I approached Amma Asante’s Belle with a great deal of trepidation. The term “costume picture” has come to suggest the Masterpiece Theatre or Merchant Ivory realm of movies — a type of movie that more often than not is what I think of as le cinema avec a stick up its butt. So with echoes of Alfred Hitchcock saying, “I can never imagine people in costume pictures going to the bathroom,” ringing in my ears, I settled in for what I assumed would be a trial — especially at a 9 a.m. screening. I was very pleasantly surprised when it turned out that Belle is actually a good movie — not a great movie, but it’s a good one that is sometimes very, very good. It has heart, wit and it’s very entertaining. It is also a stunningly gorgeous film with some of the finest uses of natural light I’ve seen in years.
Belle tells the story of Dido Elizabeth Belle (Brit TV actress Gugu Mbatha-Raw), the illegitmate daughter of Captain Sir John Lindsay (Matthew Goode), who deposits his motherless child (played as a child by newcomer Lauren Julien Box) at the family estate in the charge of the young girl’s great uncle, Lord Mansfield (Tom Wilkinson). The catch is that he has neglected to tell the family that Dido’s mother was black. Even so, Lord and Lady (Emily Watson) Mansfield have little choice but to raise Dido — who becomes like a sister to their daughter, Elizabeth (Sarah Gadon, A Dangerous Method). However, she is not allowed to dine with the family (more, it seems, because she’s illegitimate than because of her color), and, unlike Elizabeth, she is not “brought out” into society. Ironically — because her father has died and she is an heiress — she is the one who becomes engaged to a socially prominent young man.

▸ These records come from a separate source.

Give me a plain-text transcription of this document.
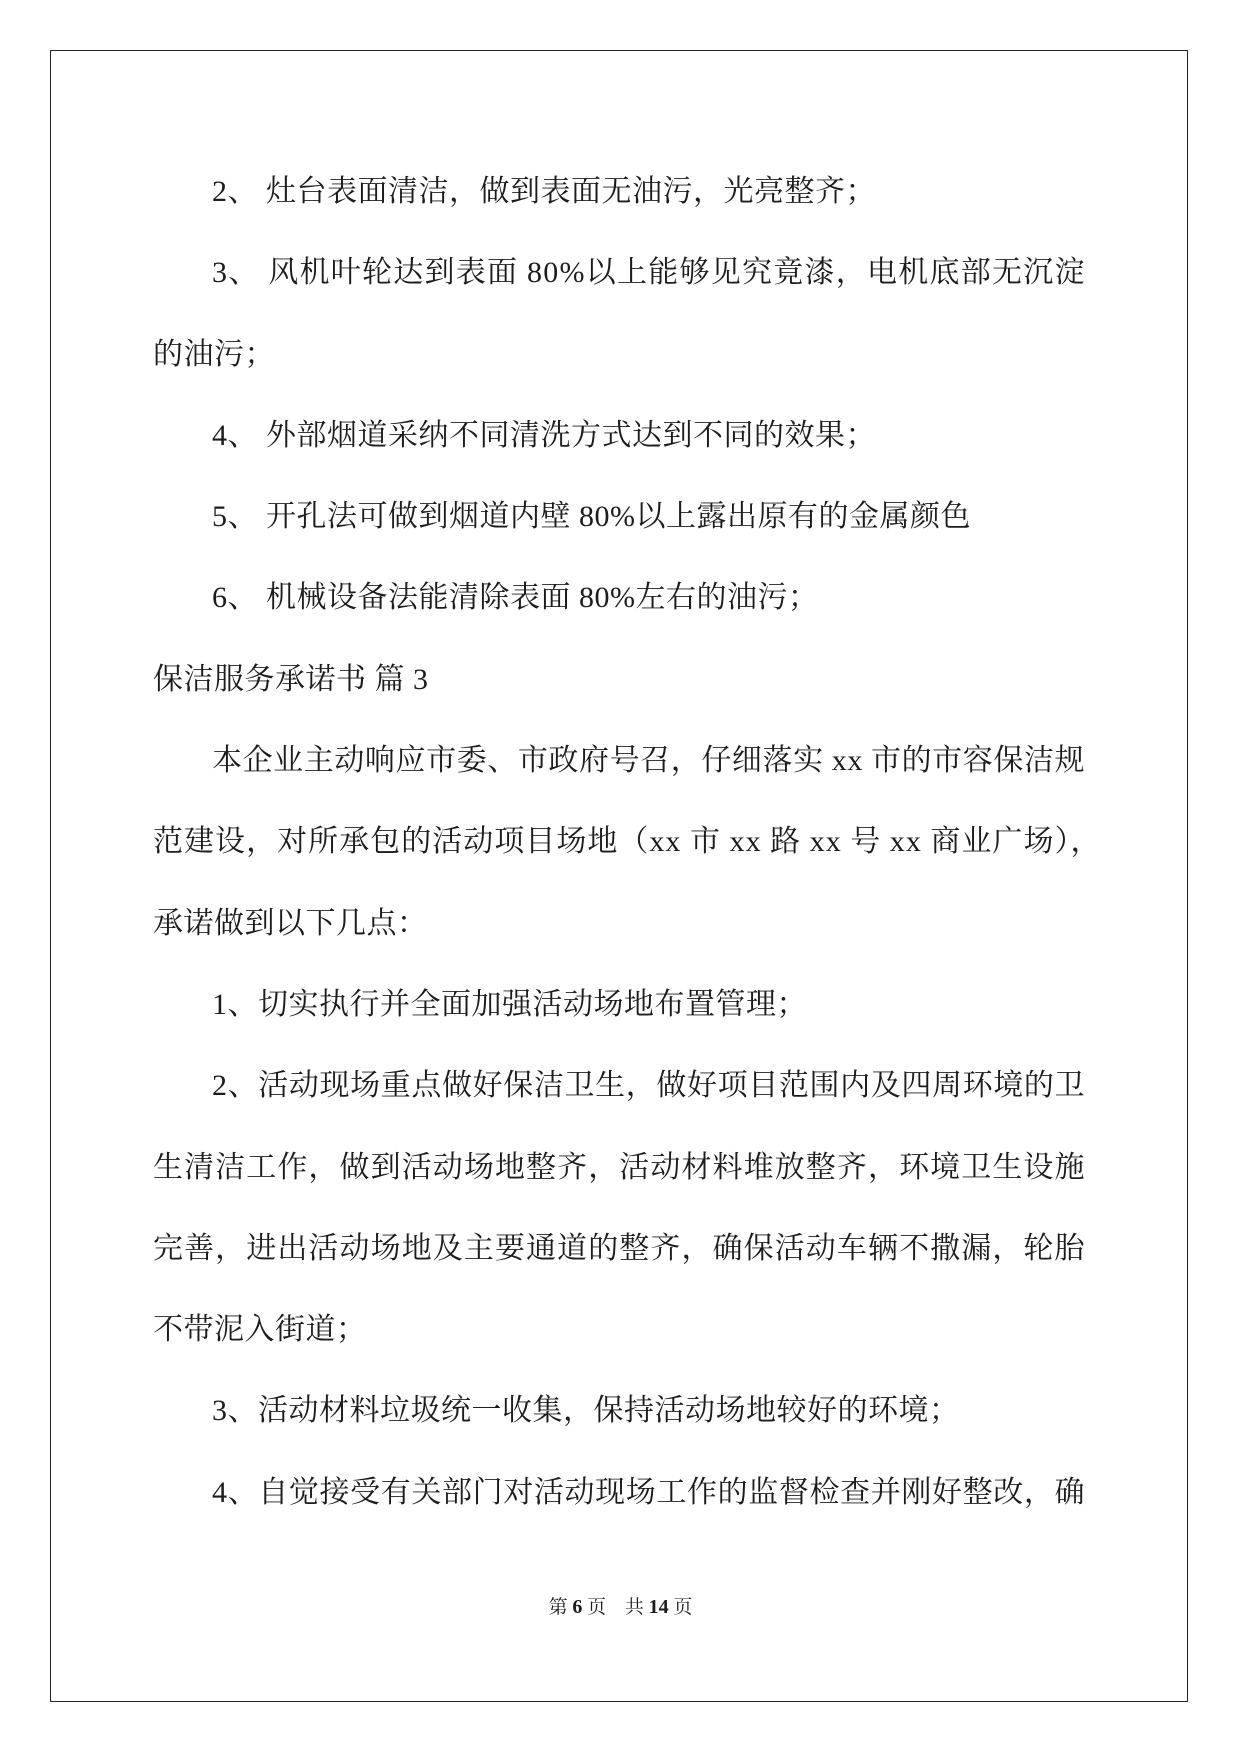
2、 灶台表面清洁，做到表面无油污，光亮整齐；
3、 风机叶轮达到表面 80%以上能够见究竟漆，电机底部无沉淀
的油污；
4、 外部烟道采纳不同清洗方式达到不同的效果；
5、 开孔法可做到烟道内壁 80%以上露出原有的金属颜色
6、 机械设备法能清除表面 80%左右的油污；
保洁服务承诺书 篇 3
本企业主动响应市委、市政府号召，仔细落实 xx 市的市容保洁规
范建设，对所承包的活动项目场地（xx 市 xx 路 xx 号 xx 商业广场），
承诺做到以下几点：
1、切实执行并全面加强活动场地布置管理；
2、活动现场重点做好保洁卫生，做好项目范围内及四周环境的卫
生清洁工作，做到活动场地整齐，活动材料堆放整齐，环境卫生设施
完善，进出活动场地及主要通道的整齐，确保活动车辆不撒漏，轮胎
不带泥入街道；
3、活动材料垃圾统一收集，保持活动场地较好的环境；
4、自觉接受有关部门对活动现场工作的监督检查并刚好整改，确
第 6 页 共 14 页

All of this is played against the background of Lord Mansfield — who is Lord Chief Justice — sitting in judgment on a very high-profile case involving an insurance claim in which a “cargo” of slaves was thrown overboard and drowned — supposedly because there wasn’t water for them. The two stories complement each other. The legal case also ties Dido ever further to would-be lawyer abolitionist John Davinier (Sam Reid, The Railway Man), with whom she had a “meet cute” early in the film. (Yes, you know where this is going. This is, after all, a movie.)
Though the film is fact-based — and heavily touted that way — it strongly appears that the facts have been somewhat manipulated for dramatic purposes. Filmmaker Amma Asante has, in fact, said that the film was created from her response to Johann Zoffay’s painting of Dido and Elizabeth: “Everything you will have taken thematically from the film is what the portrait said to me the first time I saw it,” she says. She further notes, “I looked at that portrait and thought: Oh my God — look how Elizabeth loves her! I have never seen a person of color in a painting from this period not being treated as a pet. … It said: I am here. I’m relevant. I’m a lady. I’m brown. I’m made up of many things. I’m happy with who I am.” In other words, the film is only partly concerned with being an historically accurate biopic and is more a depiction of what Assante felt was underlying in that painting. Traditional? Maybe not, but it works — thanks to Asssante’s skills and the splendid performances of a first-rate cast. Rated PG for thematic elements, some language and brief smoking images.